Rabadi is the uncle of Annabi, a former City Councilwoman who in March was sentenced to six years in prison after being convicted of conspiracy, extortion and bribery charges. Prosecutors said she accepted more than $200,000 in bribes, money that was used to influence her vote on the City Council.

Prosecutors said Rabadi’s unrelated schemes began in 2010, when he concocted the story that he was a high-ranking agent in the FBI. Using the name Mike Rabadi, his story convinced at least one victim looking for help with immigration matters to hand over more than $180,000, prosecutors said.

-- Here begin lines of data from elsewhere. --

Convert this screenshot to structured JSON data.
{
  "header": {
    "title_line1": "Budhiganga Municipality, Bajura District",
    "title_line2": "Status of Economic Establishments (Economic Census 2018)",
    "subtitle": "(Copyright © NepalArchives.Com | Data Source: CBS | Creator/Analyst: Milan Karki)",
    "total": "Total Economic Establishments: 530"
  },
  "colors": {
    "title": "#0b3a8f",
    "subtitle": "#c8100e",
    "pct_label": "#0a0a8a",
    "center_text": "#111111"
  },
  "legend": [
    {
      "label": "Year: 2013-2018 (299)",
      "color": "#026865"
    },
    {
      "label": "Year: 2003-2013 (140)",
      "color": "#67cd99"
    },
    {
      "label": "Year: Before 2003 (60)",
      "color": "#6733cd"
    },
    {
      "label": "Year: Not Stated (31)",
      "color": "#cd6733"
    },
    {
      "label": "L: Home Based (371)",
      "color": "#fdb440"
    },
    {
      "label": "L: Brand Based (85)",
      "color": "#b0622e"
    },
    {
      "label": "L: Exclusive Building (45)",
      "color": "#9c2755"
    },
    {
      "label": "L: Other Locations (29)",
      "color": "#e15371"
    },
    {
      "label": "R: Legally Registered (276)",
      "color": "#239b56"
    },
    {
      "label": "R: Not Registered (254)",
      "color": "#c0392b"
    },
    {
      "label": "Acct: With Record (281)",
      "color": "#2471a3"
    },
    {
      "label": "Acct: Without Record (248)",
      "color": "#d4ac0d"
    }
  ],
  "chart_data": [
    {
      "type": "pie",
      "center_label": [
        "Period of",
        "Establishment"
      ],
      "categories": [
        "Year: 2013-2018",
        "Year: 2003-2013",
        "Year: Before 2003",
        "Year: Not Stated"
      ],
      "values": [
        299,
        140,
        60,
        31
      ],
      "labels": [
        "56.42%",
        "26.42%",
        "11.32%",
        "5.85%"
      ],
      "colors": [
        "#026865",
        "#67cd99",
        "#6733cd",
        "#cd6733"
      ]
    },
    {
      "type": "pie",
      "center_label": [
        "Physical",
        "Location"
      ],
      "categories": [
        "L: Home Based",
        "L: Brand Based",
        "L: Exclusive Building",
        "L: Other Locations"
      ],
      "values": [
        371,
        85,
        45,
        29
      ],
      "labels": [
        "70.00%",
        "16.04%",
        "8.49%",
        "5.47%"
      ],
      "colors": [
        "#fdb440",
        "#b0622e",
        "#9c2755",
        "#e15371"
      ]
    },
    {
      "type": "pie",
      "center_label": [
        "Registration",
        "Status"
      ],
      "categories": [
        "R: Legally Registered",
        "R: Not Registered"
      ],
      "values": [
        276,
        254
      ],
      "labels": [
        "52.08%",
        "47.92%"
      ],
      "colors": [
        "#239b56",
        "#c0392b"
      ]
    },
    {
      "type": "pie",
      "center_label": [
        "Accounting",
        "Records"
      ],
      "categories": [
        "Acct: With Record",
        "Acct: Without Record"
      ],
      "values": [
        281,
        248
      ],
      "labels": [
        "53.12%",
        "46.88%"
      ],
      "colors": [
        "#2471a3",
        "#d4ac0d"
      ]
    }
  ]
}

In January 2012, under the name Michael Quinones, he offered another victim valid identifying documents in exchange for $50,000, court documents said. Later that year, the real FBI began its investigation into Rabadi after catching wind of his schemes.

Rabadi was arrested on April 18 outside a Yonkers restaurant after he accepted a $10,000 payment from an undercover FBI agent, prosecutors said. The money was  part of a down payment toward a $300,000 fee Rabadi had requested in exchange for agreeing to spring an individual from jail, federal investigators said.

But this wasn’t the first time Rabadi used fake credentials in an attempt to obtain money, authorities said. In 2008, he was convicted in New Jersey of a felony count of theft.

There, authorities said Rabadi created the false impression that criminal charges were pending against a victim and that for $75,000, he could use his law enforcement connections to get the charges dismissed.

As a result of Tuesday’s guilty plea, Rabadi will be sentenced on Sept. 10 where he faces up to 20 years in prison and a fine as high as $380,000.